この一句を発句にして下手な独り連句を楽しんでいます。

 「春泥を遥か港に下る道」・・・この一句を発句にして下手な独り連句を楽しんでいます。実は友人たちとの連句の中で一度使ったことのある句です。数年前の小樽旅行の記憶をもとにイメージをまとめました。独特の愛着があり発句として使ってみたのです。
 30年も前の話です。大学院のゼミの先輩から突然の電話をいただきました。小樽商科大学でフランス語の講師を募集している。応募してみる気はないかという話でした。母の病気もあって、遠い小樽に移転するのもままならず、先輩の話はお断りしました。けれども、この一件から私にとって小樽は「行ってみたい街」となっていたのです。(前身の小樽高商は伊藤整小林多喜二の出身校でもありますし。・・・)
 その後、現在の職場で働くことになりました。数年前には春スキーを楽しむスポーツ好きの同僚たちと春休みの札幌の旅を数回に渡って楽しみました。
 スキーの苦手なH先生と私とは二人で連れ立って文学館や記念館を巡って時間を過ごしました。北海道立文学館では吉田一穂の詩、中城ふみ子の短歌の先に田中五呂八の川柳を発見して、その人間把握の絶妙さに二人で盛り上がったものでした。
 H先生が退職なさった翌年は、春スキーの同僚たちに加わったものの、単独行動の数日間となりました。
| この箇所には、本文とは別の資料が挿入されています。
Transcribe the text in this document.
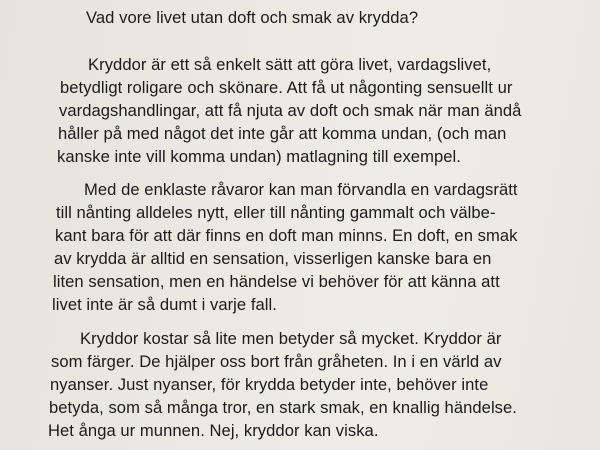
Vad vore livet utan doft och smak av krydda?
Kryddor är ett så enkelt sätt att göra livet, vardagslivet,
betydligt roligare och skönare. Att få ut någonting sensuellt ur
vardagshandlingar, att få njuta av doft och smak när man ändå
håller på med något det inte går att komma undan, (och man
kanske inte vill komma undan) matlagning till exempel.
Med de enklaste råvaror kan man förvandla en vardagsrätt
till nånting alldeles nytt, eller till nånting gammalt och välbe-
kant bara för att där finns en doft man minns. En doft, en smak
av krydda är alltid en sensation, visserligen kanske bara en
liten sensation, men en händelse vi behöver för att känna att
livet inte är så dumt i varje fall.
Kryddor kostar så lite men betyder så mycket. Kryddor är
som färger. De hjälper oss bort från gråheten. In i en värld av
nyanser. Just nyanser, för krydda betyder inte, behöver inte
betyda, som så många tror, en stark smak, en knallig händelse.
Het ånga ur munnen. Nej, kryddor kan viska.
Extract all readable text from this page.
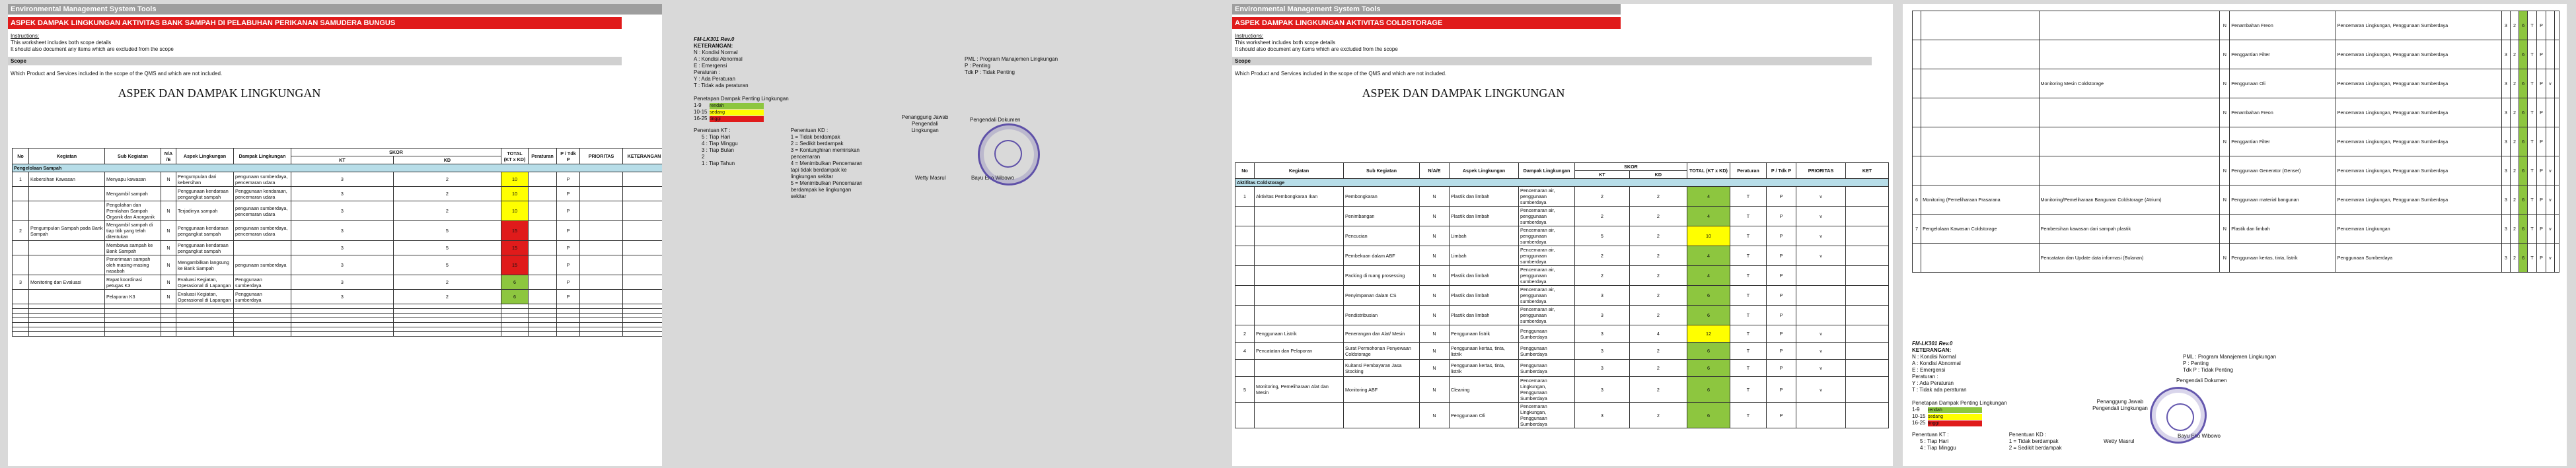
Environmental Management System Tools
ASPEK DAMPAK LINGKUNGAN AKTIVITAS BANK SAMPAH DI PELABUHAN PERIKANAN SAMUDERA BUNGUS

Instructions:

This worksheet includes both scope details

It should also document any items which are excluded from the scope

Scope

Which Product and Services included in the scope of the QMS and which are not included.

ASPEK DAN DAMPAK LINGKUNGAN
No	Kegiatan	Sub Kegiatan	N/A /E	Aspek Lingkungan	Dampak Lingkungan	SKOR		TOTAL (KT x KD)	Peraturan	P / Tdk P	PRIORITAS	KETERANGAN
						KT	KD					
Pengelolaan Sampah												
1	Kebersihan Kawasan	Menyapu kawasan	N	Pengumpulan dari kebersihan	pengunaan sumberdaya, pencemaran udara	3	2	10		P		
		Mengambil sampah		Penggunaan kendaraan pengangkut sampah	Penggunaan kendaraan, pencemaran udara	3	2	10		P		
		Pengolahan dan Pemilahan Sampah Organik dan Anorganik	N	Terjadinya sampah	pengunaan sumberdaya, pencemaran udara	3	2	10		P		
2	Pengumpulan Sampah pada Bank Sampah	Mengambil sampah di tiap titik yang telah ditentukan	N	Penggunaan kendaraan pengangkut sampah	pengunaan sumberdaya, pencemaran udara	3	5	15		P		
		Membawa sampah ke Bank Sampah	N	Penggunaan kendaraan pengangkut sampah		3	5	15		P		
		Penerimaan sampah oleh masing-masing nasabah	N	Mengambilkan langsung ke Bank Sampah	pengunaan sumberdaya	3	5	15		P		
3	Monitoring dan Evaluasi	Rapat koordinasi petugas K3	N	Evaluasi Kegiatan, Operasional di Lapangan	Penggunaan sumberdaya	3	2	6		P		
		Pelaporan K3	N	Evaluasi Kegiatan, Operasional di Lapangan	Penggunaan sumberdaya	3	2	6		P		

FM-LK301 Rev.0
KETERANGAN:
N : Kondisi Normal
A : Kondisi Abnormal
E : Emergensi
Peraturan :
Y : Ada Peraturan
T : Tidak ada peraturan
PML : Program Manajemen Lingkungan
P : Penting
Tdk P : Tidak Penting
Penetapan Dampak Penting Lingkungan
1-9 rendah
10-15 sedang
16-25 tinggi
Penentuan KT :
5 : Tiap Hari
4 : Tiap Minggu
3 : Tiap Bulan
2
1 : Tiap Tahun
Penentuan KD :
1 = Tidak berdampak
2 = Sedikit berdampak
3 = Kontunghiran memiriskan pencemaran
4 = Menimbulkan Pencemaran tapi tidak berdampak ke lingkungan sekitar
5 = Menimbulkan Pencemaran berdampak ke lingkungan sekitar
Penanggung Jawab Pengendali Lingkungan
Wetty Masrul
Pengendali Dokumen
Bayu Eko Wibowo
Environmental Management System Tools
ASPEK DAMPAK LINGKUNGAN AKTIVITAS COLDSTORAGE

Instructions:

This worksheet includes both scope details

It should also document any items which are excluded from the scope

Scope

Which Product and Services included in the scope of the QMS and which are not included.

ASPEK DAN DAMPAK LINGKUNGAN
No	Kegiatan	Sub Kegiatan	N/A/E	Aspek Lingkungan	Dampak Lingkungan	SKOR		TOTAL (KT x KD)	Peraturan	P / Tdk P	PRIORITAS	KET
						KT	KD					
Aktifitas Coldstorage												
1	Aktivitas Pembongkaran Ikan	Pembongkaran	N	Plastik dan limbah	Pencemaran air, penggunaan sumberdaya	2	2	4	T	P	v	
		Penimbangan	N	Plastik dan limbah	Pencemaran air, penggunaan sumberdaya	2	2	4	T	P	v	
		Pencucian	N	Limbah	Pencemaran air, penggunaan sumberdaya	5	2	10	T	P	v	
		Pembekuan dalam ABF	N	Limbah	Pencemaran air, penggunaan sumberdaya	2	2	4	T	P	v	
		Packing di ruang prosessing	N	Plastik dan limbah	Pencemaran air, penggunaan sumberdaya	2	2	4	T	P		
		Penyimpanan dalam CS	N	Plastik dan limbah	Pencemaran air, penggunaan sumberdaya	3	2	6	T	P		
		Pendistribusian	N	Plastik dan limbah	Pencemaran air, penggunaan sumberdaya	3	2	6	T	P		
2	Penggunaan Listrik	Penerangan dan Alat/ Mesin	N	Penggunaan listrik	Penggunaan Sumberdaya	3	4	12	T	P	v	
4	Pencatatan dan Pelaporan	Surat Permohonan Penyewaan Coldstorage	N	Penggunaan kertas, tinta, listrik	Penggunaan Sumberdaya	3	2	6	T	P	v	
		Kuitansi Pembayaran Jasa Stocking	N	Penggunaan kertas, tinta, listrik	Penggunaan Sumberdaya	3	2	6	T	P	v	
5	Monitoring, Pemeliharaan Alat dan Mesin	Monitoring ABF	N	Cleaning	Pencemaran Lingkungan, Penggunaan Sumberdaya	3	2	6	T	P	v	
			N	Penggunaan Oli	Pencemaran Lingkungan, Penggunaan Sumberdaya	3	2	6	T	P		
			N	Penambahan Freon	Pencemaran Lingkungan, Penggunaan Sumberdaya	3	2	6	T	P		
			N	Penggantian Filter	Pencemaran Lingkungan, Penggunaan Sumberdaya	3	2	6	T	P		
		Monitoring Mesin Coldstorage	N	Penggunaan Oli	Pencemaran Lingkungan, Penggunaan Sumberdaya	3	2	6	T	P	v	
			N	Penambahan Freon	Pencemaran Lingkungan, Penggunaan Sumberdaya	3	2	6	T	P		
			N	Penggantian Filter	Pencemaran Lingkungan, Penggunaan Sumberdaya	3	2	6	T	P		
			N	Penggunaan Generator (Genset)	Pencemaran Lingkungan, Penggunaan Sumberdaya	3	2	6	T	P	v	
6	Monitoring (Pemeliharaan Prasarana	Monitoring/Pemeliharaan Bangunan Coldstorage (Atrium)	N	Penggunaan material bangunan	Pencemaran Lingkungan, Penggunaan Sumberdaya	3	2	6	T	P	v	
7	Pengelolaan Kawasan Coldstorage	Pembersihan kawasan dari sampah plastik	N	Plastik dan limbah	Pencemaran Lingkungan	3	2	6	T	P	v	
		Pencatatan dan Update data informasi (Bulanan)	N	Penggunaan kertas, tinta, listrik	Penggunaan Sumberdaya	3	2	6	T	P	v	
FM-LK301 Rev.0
KETERANGAN:
N : Kondisi Normal
A : Kondisi Abnormal
E : Emergensi
Peraturan :
Y : Ada Peraturan
T : Tidak ada peraturan
PML : Program Manajemen Lingkungan
P : Penting
Tdk P : Tidak Penting
Penetapan Dampak Penting Lingkungan
1-9 rendah
10-15 sedang
16-25 tinggi
Penentuan KT :
5 : Tiap Hari
4 : Tiap Minggu
Penentuan KD :
1 = Tidak berdampak
2 = Sedikit berdampak
Penanggung Jawab Pengendali Lingkungan
Wetty Masrul
Pengendali Dokumen
Bayu Eko Wibowo
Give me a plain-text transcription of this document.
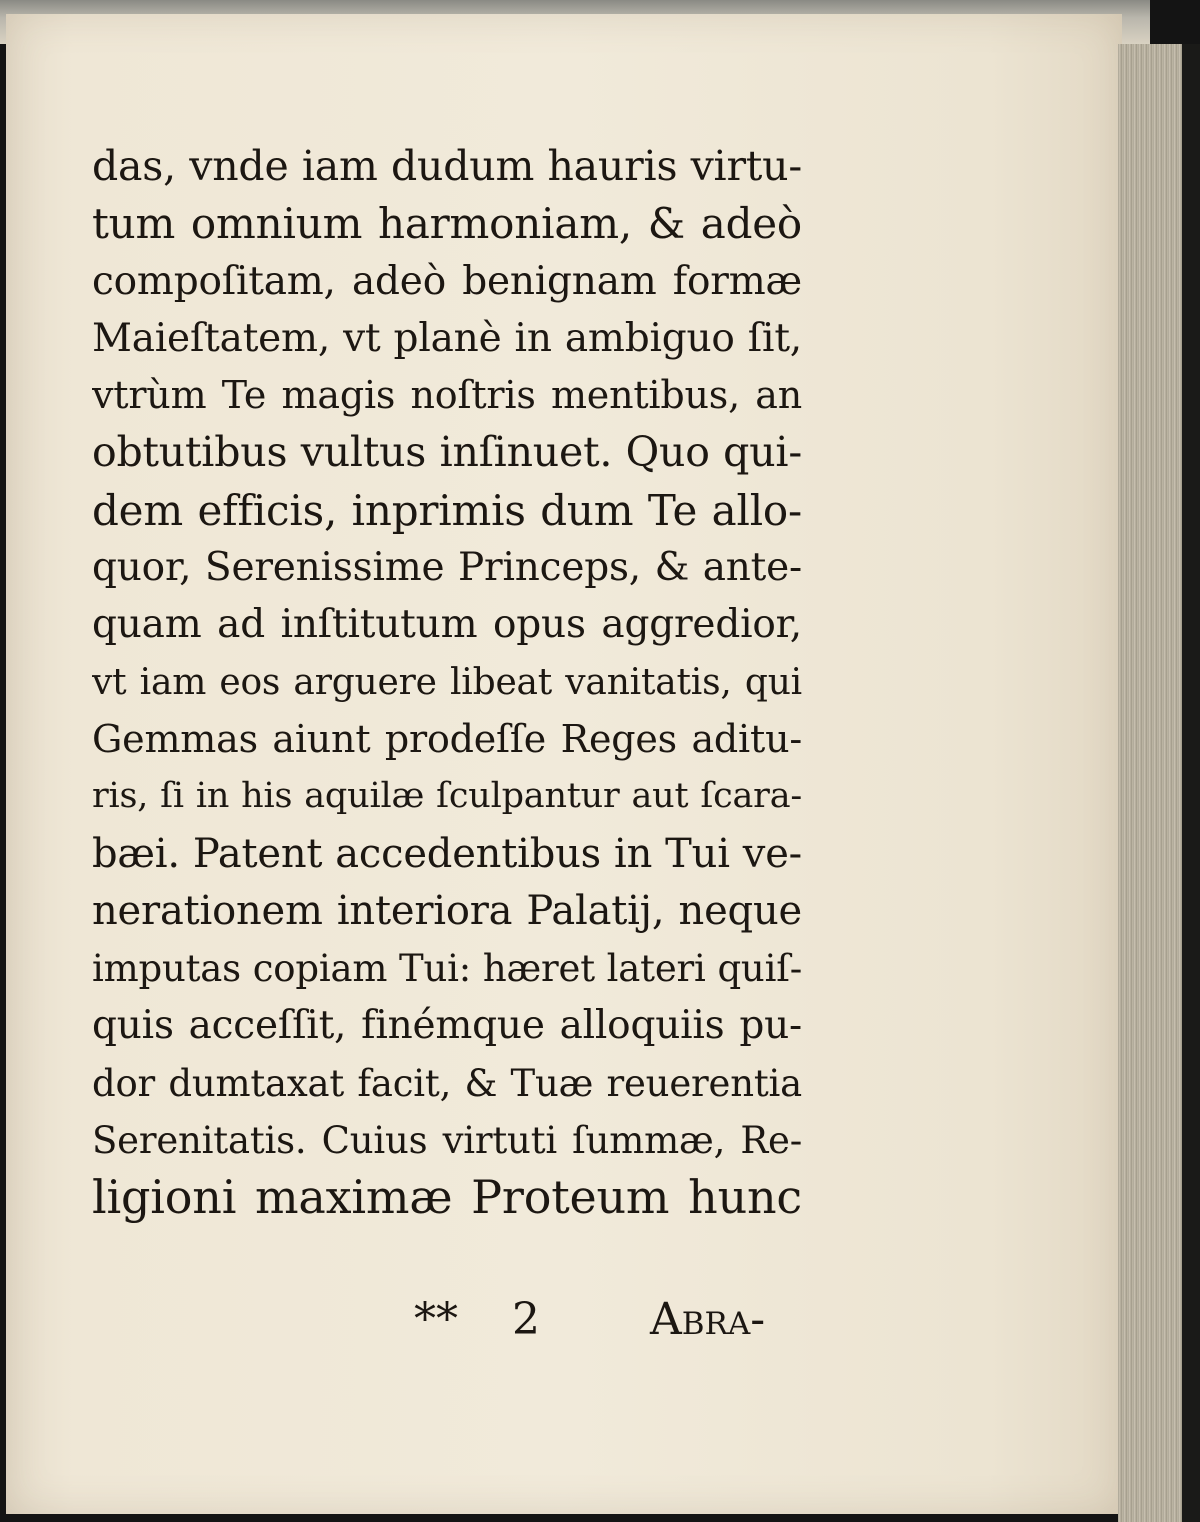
das, vnde iam dudum hauris virtu-
tum omnium harmoniam, & adeò
compoſitam, adeò benignam formæ
Maieſtatem, vt planè in ambiguo ſit,
vtrùm Te magis noſtris mentibus, an
obtutibus vultus inſinuet. Quo qui-
dem efficis, inprimis dum Te allo-
quor, Serenissime Princeps, & ante-
quam ad inſtitutum opus aggredior,
vt iam eos arguere libeat vanitatis, qui
Gemmas aiunt prodeſſe Reges aditu-
ris, ſi in his aquilæ ſculpantur aut ſcara-
bæi. Patent accedentibus in Tui ve-
nerationem interiora Palatij, neque
imputas copiam Tui: hæret lateri quiſ-
quis acceſſit, finémque alloquiis pu-
dor dumtaxat facit, & Tuæ reuerentia
Serenitatis. Cuius virtuti ſummæ, Re-
ligioni maximæ Proteum hunc
** 2	Abra-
その中で、もしかしたら自分が教員になっていたかも知れない小樽商科大学を訪れたのでした。
 日当たりの良い晴天の一日でした。地獄坂の傍らの側溝の中を雪解け水が大きな音を立てて流れていました。融け残った雪の間からは大振りの蕗の薹が逞しく頭を出していました。高台にある商科大学のキャンパスからは遥かに小樽港が見下ろせました。